The National Transportation Safety Board has released its factual report on the May 2019 midair collision over Clay County that killed a veteran pilot.
On May 29, 2019, Bob Woolley, 74, and 77-year-old Dave Dollarhide took off in their custom-made planes so Dollarhide could check his airspeed indicator, according to Dollarhide. When everything appeared normal, the two longtime friends decided to engage in a “tail chase,” a maneuver they did often, the report shows. The report said the planes went through various turns, climbs and dives, with the pilots alternating in the lead. The report said Dollarhide eventually called off the tail chase and began to descend and then saw Woolley coming right at him, 50 feet away. Before either pilot could react, the two planes collided in midair, according to the report.
Aviation attorney Ed Booth said they were flying in a “see-and-avoid” process.

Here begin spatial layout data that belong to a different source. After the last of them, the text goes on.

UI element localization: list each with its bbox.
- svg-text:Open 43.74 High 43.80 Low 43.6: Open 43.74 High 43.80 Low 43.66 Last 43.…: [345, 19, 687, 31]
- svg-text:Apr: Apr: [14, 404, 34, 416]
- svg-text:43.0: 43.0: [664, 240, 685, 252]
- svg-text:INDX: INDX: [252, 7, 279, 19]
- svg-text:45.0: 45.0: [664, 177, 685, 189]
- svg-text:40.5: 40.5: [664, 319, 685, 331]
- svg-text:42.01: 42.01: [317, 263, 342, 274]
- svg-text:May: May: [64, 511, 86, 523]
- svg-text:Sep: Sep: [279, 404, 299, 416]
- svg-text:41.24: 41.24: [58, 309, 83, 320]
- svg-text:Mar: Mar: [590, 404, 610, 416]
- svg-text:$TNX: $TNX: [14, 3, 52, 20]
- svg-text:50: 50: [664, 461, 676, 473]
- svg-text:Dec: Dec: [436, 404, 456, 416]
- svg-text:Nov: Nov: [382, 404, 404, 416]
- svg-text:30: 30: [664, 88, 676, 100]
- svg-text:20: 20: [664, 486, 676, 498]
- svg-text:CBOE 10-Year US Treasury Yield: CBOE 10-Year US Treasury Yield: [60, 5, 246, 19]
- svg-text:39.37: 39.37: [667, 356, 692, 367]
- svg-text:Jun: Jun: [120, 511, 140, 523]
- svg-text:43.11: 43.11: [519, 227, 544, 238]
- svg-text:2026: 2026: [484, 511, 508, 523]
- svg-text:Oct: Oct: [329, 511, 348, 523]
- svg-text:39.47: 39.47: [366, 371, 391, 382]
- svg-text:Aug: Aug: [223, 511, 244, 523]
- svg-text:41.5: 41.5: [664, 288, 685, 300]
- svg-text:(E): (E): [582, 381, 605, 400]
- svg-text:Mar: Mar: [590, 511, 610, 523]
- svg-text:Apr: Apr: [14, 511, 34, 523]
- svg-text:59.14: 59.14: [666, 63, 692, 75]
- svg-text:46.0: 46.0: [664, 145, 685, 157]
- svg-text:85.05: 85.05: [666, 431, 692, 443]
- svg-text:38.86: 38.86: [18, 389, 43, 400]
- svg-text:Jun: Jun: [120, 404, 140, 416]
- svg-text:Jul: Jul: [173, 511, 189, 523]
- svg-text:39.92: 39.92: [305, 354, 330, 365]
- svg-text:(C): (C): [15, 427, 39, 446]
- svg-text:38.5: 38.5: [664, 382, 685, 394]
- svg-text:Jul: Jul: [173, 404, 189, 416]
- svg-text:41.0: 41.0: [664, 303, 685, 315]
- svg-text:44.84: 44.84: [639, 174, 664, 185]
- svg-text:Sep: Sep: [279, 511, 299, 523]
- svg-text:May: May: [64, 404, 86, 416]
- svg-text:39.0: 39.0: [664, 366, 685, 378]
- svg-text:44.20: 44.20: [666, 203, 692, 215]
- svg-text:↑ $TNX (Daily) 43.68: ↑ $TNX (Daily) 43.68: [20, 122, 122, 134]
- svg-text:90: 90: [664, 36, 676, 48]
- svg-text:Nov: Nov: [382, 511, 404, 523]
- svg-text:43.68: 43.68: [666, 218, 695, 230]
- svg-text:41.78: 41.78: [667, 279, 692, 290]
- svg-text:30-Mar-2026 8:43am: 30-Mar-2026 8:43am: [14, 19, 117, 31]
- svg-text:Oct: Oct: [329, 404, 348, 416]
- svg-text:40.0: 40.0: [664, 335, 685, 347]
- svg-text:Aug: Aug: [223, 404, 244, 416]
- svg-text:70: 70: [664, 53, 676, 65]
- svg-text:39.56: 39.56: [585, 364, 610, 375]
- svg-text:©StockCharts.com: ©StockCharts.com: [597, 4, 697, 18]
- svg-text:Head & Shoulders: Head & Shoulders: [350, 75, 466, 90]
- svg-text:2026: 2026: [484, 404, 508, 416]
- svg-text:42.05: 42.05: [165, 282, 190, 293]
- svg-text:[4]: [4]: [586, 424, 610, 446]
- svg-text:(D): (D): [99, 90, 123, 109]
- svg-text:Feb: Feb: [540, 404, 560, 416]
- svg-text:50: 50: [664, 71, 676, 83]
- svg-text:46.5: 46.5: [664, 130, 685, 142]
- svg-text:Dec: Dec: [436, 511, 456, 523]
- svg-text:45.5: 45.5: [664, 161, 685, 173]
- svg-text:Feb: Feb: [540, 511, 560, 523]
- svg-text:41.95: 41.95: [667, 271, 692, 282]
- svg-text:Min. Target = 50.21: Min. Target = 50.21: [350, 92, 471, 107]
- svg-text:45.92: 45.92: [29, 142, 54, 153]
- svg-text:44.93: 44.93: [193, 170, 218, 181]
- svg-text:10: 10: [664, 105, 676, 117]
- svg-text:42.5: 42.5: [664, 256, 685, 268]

“There are some limitations to that concept, and this accident, tragically, points out one of those limitations,” Booth said. “It’s challenging to spot another aircraft, but the most difficult configuration is detecting an aircraft coming at you at your altitude head-on because there is no perception of relative motion. If you knew what you were looking at all, you would see as a dot that suddenly blossoms into a full-size airplane too late for you to do anything to avoid it, and that appears to be what happened here.”
The report stated Woolley’s red plane broke in two, and he was killed. Dollarhide managed to land his yellow plane in a field near the Clay County Fairgrounds and was treated for his injuries at a hospital.
The report said Woolley had over-the-counter allergy medicine in his system, which the report noted can cause drowsiness. The report does not say that is why the collision happened.
And, again, this was the factual report by the NTSB -- not its final report.
“This is what is known as the factual report. A probable cause determination will follow probably in a couple of weeks,” Booth said.
According to Booth, there are about 30 midair collisions in the United States each year.